Bill posed this set of circumstances to me recently: “40×40 HIP conditioned space. Normally eave and ridge vents OR gable end vents with the calculation for sizing…right, but on the HIP I couldn’t find an option for something like – we call them O’Hagen vents or dormer vents (the half round metal vents that you put 3’ from the top of your ridge line primarily in shingled roofs). But I don’t imagine they would work well on metal roofing without relying on a lot of caulk, and that sounds like a BAD idea over conditioned space.
Any suggestions besides talking them out of a Hip?”

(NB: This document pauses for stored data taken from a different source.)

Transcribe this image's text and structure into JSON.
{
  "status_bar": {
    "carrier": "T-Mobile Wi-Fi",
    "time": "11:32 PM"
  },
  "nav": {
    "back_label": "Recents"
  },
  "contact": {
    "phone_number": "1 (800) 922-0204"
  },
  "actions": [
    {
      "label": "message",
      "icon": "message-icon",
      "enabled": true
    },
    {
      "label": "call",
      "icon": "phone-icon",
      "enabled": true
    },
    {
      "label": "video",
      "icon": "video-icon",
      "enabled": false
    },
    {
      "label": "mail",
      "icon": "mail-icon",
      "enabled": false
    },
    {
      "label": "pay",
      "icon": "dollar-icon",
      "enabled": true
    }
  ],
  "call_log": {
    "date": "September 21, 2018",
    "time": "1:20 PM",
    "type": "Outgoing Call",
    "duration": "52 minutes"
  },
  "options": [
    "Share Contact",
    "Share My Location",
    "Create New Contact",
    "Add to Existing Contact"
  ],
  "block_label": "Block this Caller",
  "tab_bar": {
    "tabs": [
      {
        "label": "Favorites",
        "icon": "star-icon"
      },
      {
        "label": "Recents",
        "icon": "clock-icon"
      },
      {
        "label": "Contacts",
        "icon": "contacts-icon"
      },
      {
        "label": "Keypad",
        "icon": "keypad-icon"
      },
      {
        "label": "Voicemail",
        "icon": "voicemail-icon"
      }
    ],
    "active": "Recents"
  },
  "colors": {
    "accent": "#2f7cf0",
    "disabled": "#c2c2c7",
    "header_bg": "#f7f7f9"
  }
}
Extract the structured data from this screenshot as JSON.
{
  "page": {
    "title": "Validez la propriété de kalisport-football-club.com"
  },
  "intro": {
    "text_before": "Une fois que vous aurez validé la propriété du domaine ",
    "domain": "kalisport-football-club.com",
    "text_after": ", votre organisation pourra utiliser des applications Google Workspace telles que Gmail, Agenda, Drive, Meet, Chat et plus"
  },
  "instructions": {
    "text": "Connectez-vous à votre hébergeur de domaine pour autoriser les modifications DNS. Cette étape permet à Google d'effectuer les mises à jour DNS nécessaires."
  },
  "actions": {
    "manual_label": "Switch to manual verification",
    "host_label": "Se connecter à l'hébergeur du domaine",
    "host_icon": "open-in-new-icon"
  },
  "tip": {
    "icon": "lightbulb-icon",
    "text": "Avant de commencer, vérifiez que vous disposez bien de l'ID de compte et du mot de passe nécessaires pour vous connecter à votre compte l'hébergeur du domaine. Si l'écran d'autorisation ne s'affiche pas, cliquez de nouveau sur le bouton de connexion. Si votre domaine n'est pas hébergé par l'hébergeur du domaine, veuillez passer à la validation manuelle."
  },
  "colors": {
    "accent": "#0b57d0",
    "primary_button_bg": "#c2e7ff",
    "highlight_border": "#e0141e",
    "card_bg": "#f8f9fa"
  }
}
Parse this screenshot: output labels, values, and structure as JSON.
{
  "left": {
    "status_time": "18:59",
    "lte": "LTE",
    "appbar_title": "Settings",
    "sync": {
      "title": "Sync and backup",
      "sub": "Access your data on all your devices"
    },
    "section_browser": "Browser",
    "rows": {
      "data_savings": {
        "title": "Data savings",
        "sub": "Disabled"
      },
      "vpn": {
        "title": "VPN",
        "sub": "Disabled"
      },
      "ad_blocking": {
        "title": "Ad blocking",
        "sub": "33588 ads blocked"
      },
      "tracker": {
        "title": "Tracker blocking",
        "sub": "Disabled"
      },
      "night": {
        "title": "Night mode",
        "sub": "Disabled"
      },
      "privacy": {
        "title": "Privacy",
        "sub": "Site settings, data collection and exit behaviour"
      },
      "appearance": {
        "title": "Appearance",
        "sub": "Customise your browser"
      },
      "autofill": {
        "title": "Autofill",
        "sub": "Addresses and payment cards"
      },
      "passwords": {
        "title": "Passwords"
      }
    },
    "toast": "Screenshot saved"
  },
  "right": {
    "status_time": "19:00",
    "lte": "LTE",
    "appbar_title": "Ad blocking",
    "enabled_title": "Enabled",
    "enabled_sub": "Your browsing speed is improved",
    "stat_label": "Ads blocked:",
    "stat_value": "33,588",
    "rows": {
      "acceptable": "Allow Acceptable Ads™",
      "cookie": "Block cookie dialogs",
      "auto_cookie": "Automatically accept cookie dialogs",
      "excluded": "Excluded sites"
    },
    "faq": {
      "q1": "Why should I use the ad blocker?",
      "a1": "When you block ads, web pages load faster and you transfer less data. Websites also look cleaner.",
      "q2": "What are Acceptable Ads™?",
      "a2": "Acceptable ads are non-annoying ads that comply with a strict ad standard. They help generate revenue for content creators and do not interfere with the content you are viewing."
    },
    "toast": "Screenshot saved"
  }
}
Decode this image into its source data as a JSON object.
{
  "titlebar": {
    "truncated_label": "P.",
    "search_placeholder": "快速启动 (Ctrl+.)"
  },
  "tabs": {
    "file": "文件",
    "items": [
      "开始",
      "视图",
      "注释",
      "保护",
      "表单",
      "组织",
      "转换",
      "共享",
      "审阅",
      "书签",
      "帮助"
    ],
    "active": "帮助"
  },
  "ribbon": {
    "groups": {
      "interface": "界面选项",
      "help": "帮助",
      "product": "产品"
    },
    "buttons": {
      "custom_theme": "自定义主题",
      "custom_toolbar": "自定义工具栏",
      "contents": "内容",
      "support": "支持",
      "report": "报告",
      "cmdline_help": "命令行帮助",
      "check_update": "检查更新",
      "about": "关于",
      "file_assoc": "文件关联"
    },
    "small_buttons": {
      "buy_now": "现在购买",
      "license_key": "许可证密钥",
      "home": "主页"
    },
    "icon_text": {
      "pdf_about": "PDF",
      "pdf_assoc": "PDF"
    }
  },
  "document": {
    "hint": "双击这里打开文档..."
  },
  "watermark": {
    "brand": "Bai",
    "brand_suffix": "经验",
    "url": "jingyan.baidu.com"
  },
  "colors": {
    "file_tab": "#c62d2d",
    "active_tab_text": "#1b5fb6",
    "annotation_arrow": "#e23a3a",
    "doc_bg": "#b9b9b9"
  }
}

“Yes Virginia, there is a Santa Claus”, and Yes Bill, there is a practical way for venting a hip roof on a pole building.
Ventilation is maybe one of the most overlooked features of any building, and certainly pole buildings.
A few words about ventilation here: https://www.hansenpolebuildings.com/blog/2012/08/ventilation-blows/
Any full hipped roof which will have an enclosed dead airspace attic should have enclosed vented overhangs which provide an air inlet. The net free area of the soffit vents must be equal to or greater than the area provided by the exhaust vent(s).
With a full hipped roof, the “peaks” or “ridges” of the hip lines can be vented as an exhaust point by use of the Mid-America Hip Master vent. This ventilation system is designed specifically for use with steel roofing and provides 12.228 square inches of net free area per lineal foot of ridge.
It appears some other hip vents may very well work, such as the GAF Cobra® with 9 square inches per foot or the Air Vent Hip Ridge® with 12 per foot.
In any case, venting a hip roof crisis averted as there is a design solution somewhere for virtually any construction challenge.